Neil Murphy is Business Manager at TriOptima’s triResolve.
What were the key theme(s) for your business in 2019?
A central priority for TriOptima in 2019 was to assist the industry in meeting the on-going compliance obligations around the uncleared margin rules (UMR). Phase 4 (Sep 2019) of the rules saw increased demand for our holistic solution, with newly in-scope firms requiring more vendor assistance than firms in earlier phases, particularly with respect to calculation of sensitivities and back-testing. For those firms yet to come into scope, the early part of 2019 saw firms focus on UMR education to ensure they fully understood the scope and impact of the rules.
Recently, these firms have focused on preparing for phase 5/6 delivery. From a calculation perspective, we have been helping firms prepare by calculating their Initial Margin (via SIMM/Schedule) across their relationships and by estimating the potential time to breach IM thresholds. From an operational point of view, we have helped firms prepare by allowing them to test our complete UMR solution for free. The early deployment of triResolve Margin has provided immediate gains for clients margin operations thus removing one key milestone for UMR delivery.
What trends are getting underway that people may not know about but will be important?

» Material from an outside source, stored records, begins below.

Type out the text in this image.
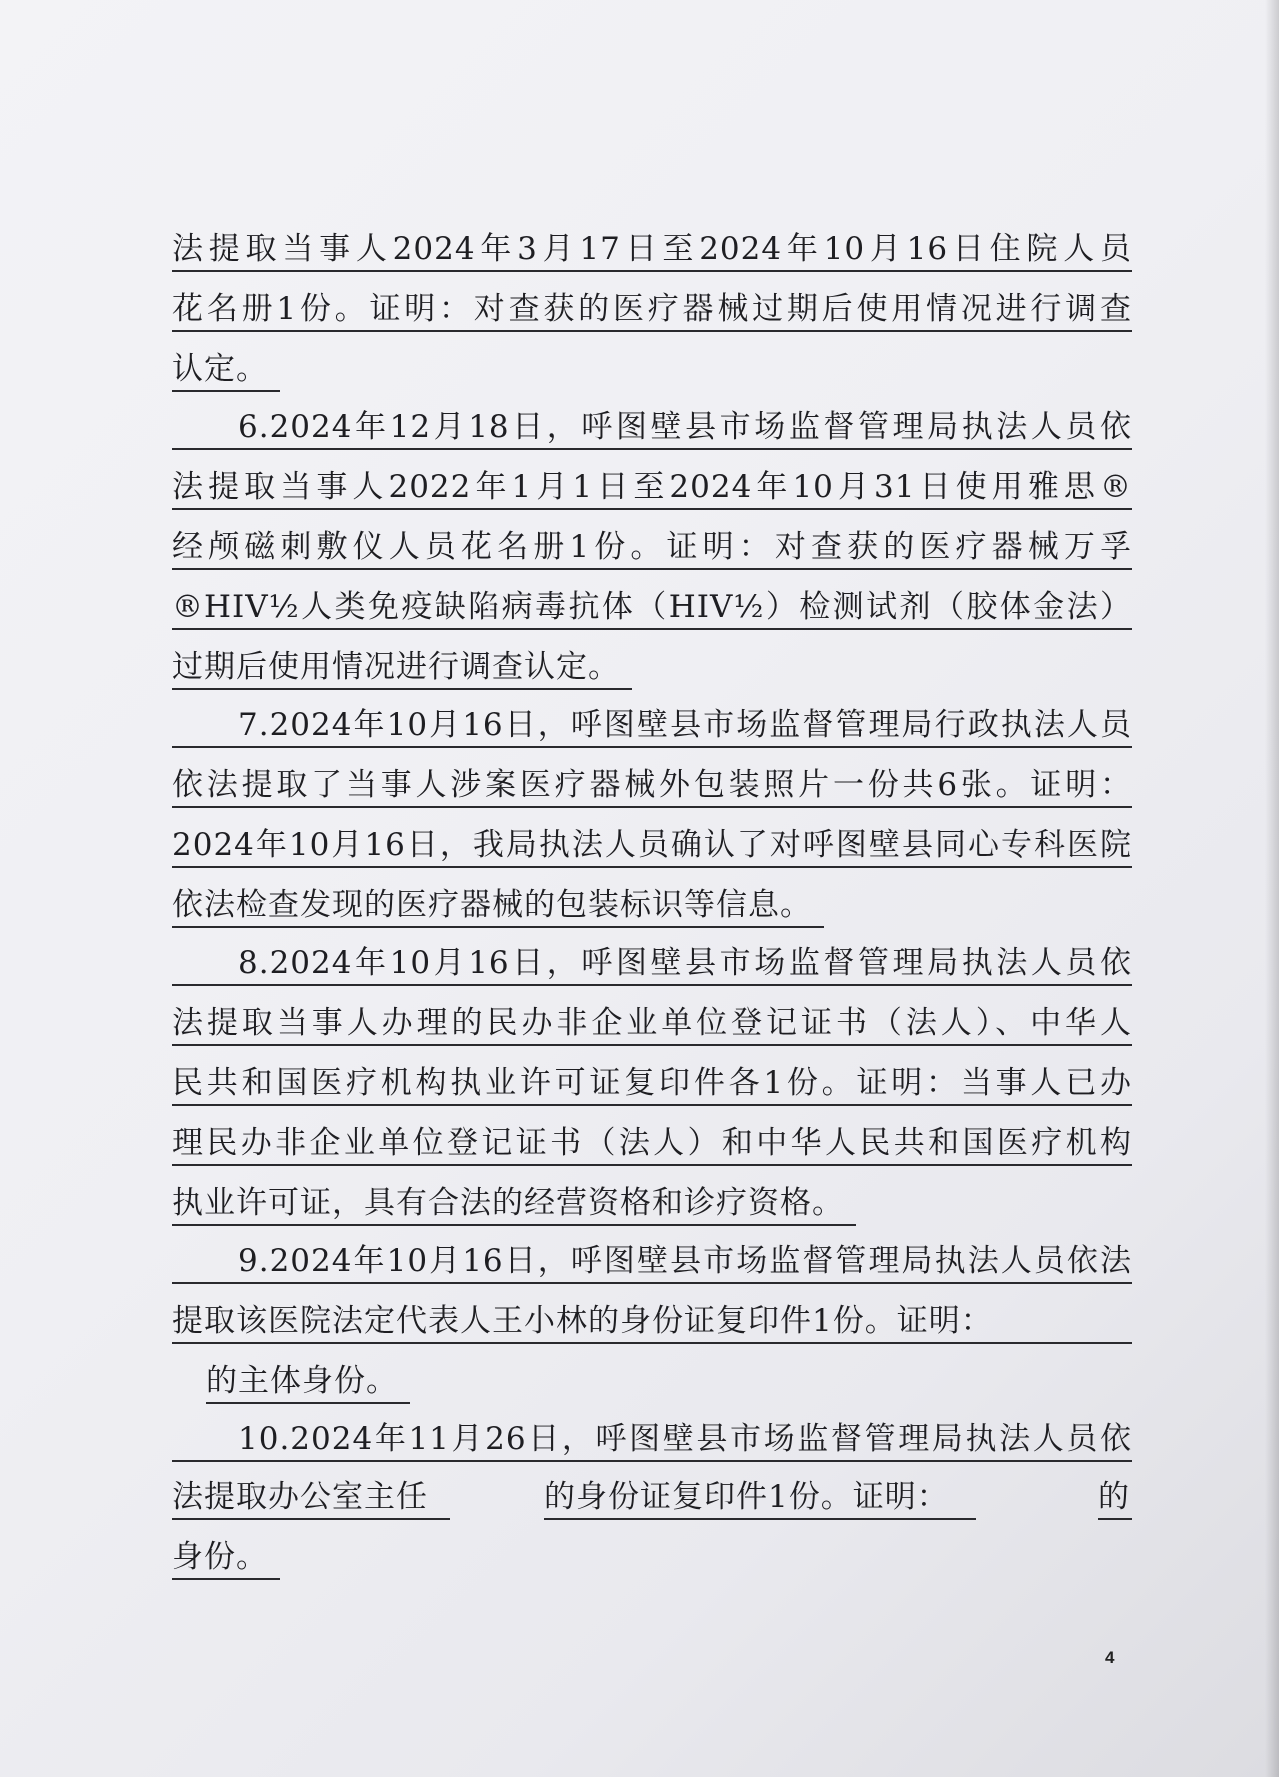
法提取当事人2024年3月17日至2024年10月16日住院人员
花名册1份。证明：对查获的医疗器械过期后使用情况进行调查
认定。
6.2024年12月18日，呼图壁县市场监督管理局执法人员依
法提取当事人2022年1月1日至2024年10月31日使用雅思®
经颅磁刺敷仪人员花名册1份。证明：对查获的医疗器械万孚
®HIV½人类免疫缺陷病毒抗体（HIV½）检测试剂（胶体金法）
过期后使用情况进行调查认定。
7.2024年10月16日，呼图壁县市场监督管理局行政执法人员
依法提取了当事人涉案医疗器械外包装照片一份共6张。证明：
2024年10月16日，我局执法人员确认了对呼图壁县同心专科医院
依法检查发现的医疗器械的包装标识等信息。
8.2024年10月16日，呼图壁县市场监督管理局执法人员依
法提取当事人办理的民办非企业单位登记证书（法人）、中华人
民共和国医疗机构执业许可证复印件各1份。证明：当事人已办
理民办非企业单位登记证书（法人）和中华人民共和国医疗机构
执业许可证，具有合法的经营资格和诊疗资格。
9.2024年10月16日，呼图壁县市场监督管理局执法人员依法
提取该医院法定代表人王小林的身份证复印件1份。证明：
的主体身份。
10.2024年11月26日，呼图壁县市场监督管理局执法人员依
法提取办公室主任	的身份证复印件1份。证明：	的
身份。
4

Since the emergence of the UMR, firms had initially focused on the IM calculation element of the rules. However, recently there has been increased focus on the need for IM reconciliation. This trend first started with phase 1 firms and it has become central to their day-to-day operational management of IM, with reconciliation of IM exposure necessary to provide the required level of transparency. Firms focused on UMR delivery for later phases have become aware of this and need to ensure they consider IM reconciliation – both from an operational and technology perspective – as a key part of their project from Day 1.
As IM exposure has increased for those firms already in-scope, many firms have turned to IM optimization as a tool to efficiently reduce the overall level of exposure. While the funding impact of IM compliance may be estimated as smaller for phase 5/6 UMR firms (meaning that optimization may be less of a day 1 requirement), this emerging trend coupled with how to best reduce IM will continue to keep portfolio managers awake at night as we move into 2020.
What are your customer’s pain points and how have they changed from a year ago?
Earlier phases of UMR compliance saw dealer firms manage much of the IM technology challenge in-house. Phase 4 brought smaller firms in-scope, and with that a change in relative pain points. While IM reconciliation may have been the critical challenge in earlier phases, smaller newly in-scope firms were challenged with delivery of even the basic foundations of the SIMM methodology, namely sensitivity calculation. With more and more smaller firms coming into scope, we anticipate this will continue to be a key industry challenge going forward.
With more buy-side firms impacted by the upcoming phases of UMR, we see new challenges facing those firms who today post independent amounts to their dealers, and who going forward will need to balance this obligation alongside new regulatory requirements to post initial margin. To date, there is no industry consistency, and firms see challenges associated with negotiation of new legal documents and putting in place the right systems to support multiple methodologies.
Outside of the UMR challenge, back-office and risk teams are continually looking at how they can reduce data inconsistencies between their internal systems, clients and industry platforms, and reconciliation continues to be a pain point. With OTC reconciliation largely ‘solved’ for most firms via triResolve, we see many firms looking to apply the same approach to other products, and upcoming trade reporting requirements for securities finance transactions under SFTR will only increase this need more.